Sedari saya kecil, hingga dewasa. Belum pernah sekali pun saya melihat ibu, seperti perempuan-perempuan lainnya membeli baju-baju bagus, kosmetik, atau belanja perhiasan untuk dirinya. Bahkan ia menghindari jajan hal-hal yang tak penting. Tak pernah, saat berbelanja ke pasar ia berhenti di warung bakso, lalu menikmati semangkuk bakso bersama teh botol atau es kelapa seperti ibu-ibu yang lain kerap lakukan. Tidak pernah.
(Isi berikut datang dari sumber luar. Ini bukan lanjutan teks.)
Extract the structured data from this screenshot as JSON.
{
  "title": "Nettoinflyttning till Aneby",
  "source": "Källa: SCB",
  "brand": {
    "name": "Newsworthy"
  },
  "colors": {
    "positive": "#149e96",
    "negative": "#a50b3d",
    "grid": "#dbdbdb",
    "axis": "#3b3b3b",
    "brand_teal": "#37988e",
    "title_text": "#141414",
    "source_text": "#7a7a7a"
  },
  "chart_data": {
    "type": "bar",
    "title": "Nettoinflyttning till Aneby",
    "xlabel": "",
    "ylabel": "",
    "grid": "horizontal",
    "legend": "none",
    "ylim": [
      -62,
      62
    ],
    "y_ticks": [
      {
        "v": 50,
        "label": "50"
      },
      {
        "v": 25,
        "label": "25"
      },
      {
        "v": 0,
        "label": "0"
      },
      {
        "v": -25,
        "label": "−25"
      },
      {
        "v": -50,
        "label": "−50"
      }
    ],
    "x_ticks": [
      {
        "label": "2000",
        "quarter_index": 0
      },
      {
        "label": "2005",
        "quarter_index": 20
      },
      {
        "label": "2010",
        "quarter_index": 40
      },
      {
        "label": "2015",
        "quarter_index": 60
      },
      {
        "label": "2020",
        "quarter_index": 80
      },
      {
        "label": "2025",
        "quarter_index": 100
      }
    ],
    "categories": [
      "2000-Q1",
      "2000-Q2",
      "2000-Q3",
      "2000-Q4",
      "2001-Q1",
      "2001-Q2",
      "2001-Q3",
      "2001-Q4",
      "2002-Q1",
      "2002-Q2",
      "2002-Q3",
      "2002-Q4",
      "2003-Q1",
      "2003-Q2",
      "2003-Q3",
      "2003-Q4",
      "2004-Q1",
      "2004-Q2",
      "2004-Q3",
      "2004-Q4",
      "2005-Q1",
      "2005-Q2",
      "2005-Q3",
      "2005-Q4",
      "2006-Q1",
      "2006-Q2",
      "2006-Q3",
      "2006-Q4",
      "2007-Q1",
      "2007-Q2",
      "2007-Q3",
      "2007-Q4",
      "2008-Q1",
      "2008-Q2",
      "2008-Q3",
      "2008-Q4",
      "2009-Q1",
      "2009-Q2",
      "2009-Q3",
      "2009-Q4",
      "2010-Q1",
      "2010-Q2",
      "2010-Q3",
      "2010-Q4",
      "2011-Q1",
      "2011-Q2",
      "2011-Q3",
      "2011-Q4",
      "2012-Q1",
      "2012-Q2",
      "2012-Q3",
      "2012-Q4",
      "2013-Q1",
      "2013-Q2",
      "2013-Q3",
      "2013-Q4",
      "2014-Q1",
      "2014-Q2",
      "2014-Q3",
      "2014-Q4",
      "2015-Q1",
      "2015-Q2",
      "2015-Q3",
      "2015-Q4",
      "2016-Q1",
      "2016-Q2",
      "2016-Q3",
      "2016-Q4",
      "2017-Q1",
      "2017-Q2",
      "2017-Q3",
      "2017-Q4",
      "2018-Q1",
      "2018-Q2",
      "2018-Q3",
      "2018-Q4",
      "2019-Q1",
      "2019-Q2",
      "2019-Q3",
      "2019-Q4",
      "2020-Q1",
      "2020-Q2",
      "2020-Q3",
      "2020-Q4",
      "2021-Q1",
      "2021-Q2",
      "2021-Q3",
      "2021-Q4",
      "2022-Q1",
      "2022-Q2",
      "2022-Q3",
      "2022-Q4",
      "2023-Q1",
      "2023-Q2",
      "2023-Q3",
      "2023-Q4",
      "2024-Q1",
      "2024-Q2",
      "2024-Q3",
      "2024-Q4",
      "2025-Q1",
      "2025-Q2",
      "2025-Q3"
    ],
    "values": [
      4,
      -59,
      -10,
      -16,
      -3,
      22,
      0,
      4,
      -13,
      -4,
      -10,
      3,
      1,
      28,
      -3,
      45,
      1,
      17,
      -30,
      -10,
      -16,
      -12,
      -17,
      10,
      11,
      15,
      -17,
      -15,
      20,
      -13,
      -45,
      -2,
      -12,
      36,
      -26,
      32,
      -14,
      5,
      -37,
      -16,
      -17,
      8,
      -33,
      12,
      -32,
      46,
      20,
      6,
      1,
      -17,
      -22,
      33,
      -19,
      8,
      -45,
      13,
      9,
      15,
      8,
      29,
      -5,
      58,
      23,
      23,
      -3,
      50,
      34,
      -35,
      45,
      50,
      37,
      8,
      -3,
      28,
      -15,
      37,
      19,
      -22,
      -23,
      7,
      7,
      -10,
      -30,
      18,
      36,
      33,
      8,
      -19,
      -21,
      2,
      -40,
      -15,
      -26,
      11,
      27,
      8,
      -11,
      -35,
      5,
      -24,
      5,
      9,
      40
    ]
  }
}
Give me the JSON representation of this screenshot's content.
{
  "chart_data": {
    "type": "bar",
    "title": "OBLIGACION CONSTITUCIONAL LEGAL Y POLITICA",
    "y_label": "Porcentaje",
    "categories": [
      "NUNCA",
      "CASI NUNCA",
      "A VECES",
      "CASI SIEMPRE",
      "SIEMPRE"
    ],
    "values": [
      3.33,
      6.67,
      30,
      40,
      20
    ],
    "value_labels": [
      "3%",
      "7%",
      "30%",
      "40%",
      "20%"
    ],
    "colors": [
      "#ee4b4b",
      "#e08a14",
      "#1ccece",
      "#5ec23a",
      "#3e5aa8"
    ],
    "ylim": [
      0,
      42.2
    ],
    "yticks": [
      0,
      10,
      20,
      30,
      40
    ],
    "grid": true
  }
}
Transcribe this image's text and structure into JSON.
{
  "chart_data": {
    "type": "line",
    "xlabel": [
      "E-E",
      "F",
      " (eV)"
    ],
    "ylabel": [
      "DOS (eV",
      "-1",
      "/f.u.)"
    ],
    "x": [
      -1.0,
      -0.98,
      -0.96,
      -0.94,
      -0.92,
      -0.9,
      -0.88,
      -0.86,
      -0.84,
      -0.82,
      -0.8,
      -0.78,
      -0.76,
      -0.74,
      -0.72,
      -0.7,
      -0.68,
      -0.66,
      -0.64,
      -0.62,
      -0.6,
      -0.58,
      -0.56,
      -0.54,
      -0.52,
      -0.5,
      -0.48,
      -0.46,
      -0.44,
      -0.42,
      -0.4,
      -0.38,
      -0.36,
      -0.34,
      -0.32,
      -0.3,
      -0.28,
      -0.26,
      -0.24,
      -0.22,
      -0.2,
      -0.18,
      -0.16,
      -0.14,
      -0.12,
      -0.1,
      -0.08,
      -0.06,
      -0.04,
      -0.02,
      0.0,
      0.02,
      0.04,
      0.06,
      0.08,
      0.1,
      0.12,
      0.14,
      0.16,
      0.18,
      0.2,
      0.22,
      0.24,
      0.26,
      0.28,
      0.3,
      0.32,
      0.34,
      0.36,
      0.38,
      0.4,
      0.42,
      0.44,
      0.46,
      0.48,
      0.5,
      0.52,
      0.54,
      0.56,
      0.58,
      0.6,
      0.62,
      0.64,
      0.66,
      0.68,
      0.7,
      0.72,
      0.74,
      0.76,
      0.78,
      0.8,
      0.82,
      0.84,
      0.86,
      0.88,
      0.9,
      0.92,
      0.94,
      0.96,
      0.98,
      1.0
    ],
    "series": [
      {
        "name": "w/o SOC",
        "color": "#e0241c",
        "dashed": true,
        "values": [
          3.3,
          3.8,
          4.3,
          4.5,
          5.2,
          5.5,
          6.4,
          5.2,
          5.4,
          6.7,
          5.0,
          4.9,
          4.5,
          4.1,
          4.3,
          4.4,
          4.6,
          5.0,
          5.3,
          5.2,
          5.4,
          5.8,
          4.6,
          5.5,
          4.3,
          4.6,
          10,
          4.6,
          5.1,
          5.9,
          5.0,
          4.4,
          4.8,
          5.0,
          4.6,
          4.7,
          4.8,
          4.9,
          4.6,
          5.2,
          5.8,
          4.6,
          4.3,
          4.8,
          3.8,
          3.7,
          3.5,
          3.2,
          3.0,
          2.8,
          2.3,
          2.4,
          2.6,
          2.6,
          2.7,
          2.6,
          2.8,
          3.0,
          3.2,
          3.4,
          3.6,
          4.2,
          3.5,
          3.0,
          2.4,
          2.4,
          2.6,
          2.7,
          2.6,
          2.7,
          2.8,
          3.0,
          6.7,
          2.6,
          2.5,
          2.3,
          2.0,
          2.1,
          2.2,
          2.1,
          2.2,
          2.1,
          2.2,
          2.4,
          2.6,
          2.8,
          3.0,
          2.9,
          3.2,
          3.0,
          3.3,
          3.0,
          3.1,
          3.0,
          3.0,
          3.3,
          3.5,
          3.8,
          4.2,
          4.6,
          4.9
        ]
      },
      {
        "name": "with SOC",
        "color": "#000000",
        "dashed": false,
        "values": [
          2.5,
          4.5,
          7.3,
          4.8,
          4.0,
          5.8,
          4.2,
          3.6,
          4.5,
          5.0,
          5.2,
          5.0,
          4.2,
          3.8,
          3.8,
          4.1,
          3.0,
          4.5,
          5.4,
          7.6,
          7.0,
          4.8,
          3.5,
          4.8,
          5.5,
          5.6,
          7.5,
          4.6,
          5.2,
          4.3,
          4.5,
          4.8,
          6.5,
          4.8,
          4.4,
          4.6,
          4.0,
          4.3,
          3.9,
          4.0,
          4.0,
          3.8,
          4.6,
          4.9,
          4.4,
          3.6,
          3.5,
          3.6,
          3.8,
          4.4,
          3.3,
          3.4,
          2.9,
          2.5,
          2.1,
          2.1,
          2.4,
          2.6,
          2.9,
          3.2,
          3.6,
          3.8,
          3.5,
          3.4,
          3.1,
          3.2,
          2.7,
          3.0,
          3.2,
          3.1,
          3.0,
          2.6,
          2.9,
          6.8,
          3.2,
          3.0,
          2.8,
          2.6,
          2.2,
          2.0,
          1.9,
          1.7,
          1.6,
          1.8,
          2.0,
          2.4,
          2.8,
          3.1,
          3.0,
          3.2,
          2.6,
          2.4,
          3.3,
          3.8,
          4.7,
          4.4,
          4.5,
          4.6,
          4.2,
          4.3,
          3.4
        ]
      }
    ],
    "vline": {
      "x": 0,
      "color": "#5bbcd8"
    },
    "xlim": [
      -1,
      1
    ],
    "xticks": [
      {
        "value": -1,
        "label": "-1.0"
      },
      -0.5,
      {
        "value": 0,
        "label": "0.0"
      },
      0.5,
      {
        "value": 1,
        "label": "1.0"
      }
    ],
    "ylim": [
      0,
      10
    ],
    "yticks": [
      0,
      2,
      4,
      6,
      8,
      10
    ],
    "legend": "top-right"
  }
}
Tidak hanya ibu, kami anak-anaknya, lima bersaudara, pun tidak bisa jajan seenaknya. Jatah Rp 200 sehari yang diberikan untuk jajan saya saat SD waktu itu, harus cukup.  Tidak akan ada bonus. Bila uang jajan sudah habis, saat tukang jajanan lewat depan rumah, jangan harap ibu akan membelikannya.

Tapi saya dan kakak-kakak, tidak pernah menunggak SPP sekolah. Tidak pernah, tidak bisa membayar atau membeli buku pelajaran. Tidak pernah memakai seragam yang sudah lusuh atau robek. Untuk urusan pendidikan, ibu selalu utamakan.

Untuk itu, mesti gaji bapak sebagai seorang sopir tidaklah besar, tidak ada anak-anak ibu yang putus sekolah. Minimal sampai sekolah menengah atas.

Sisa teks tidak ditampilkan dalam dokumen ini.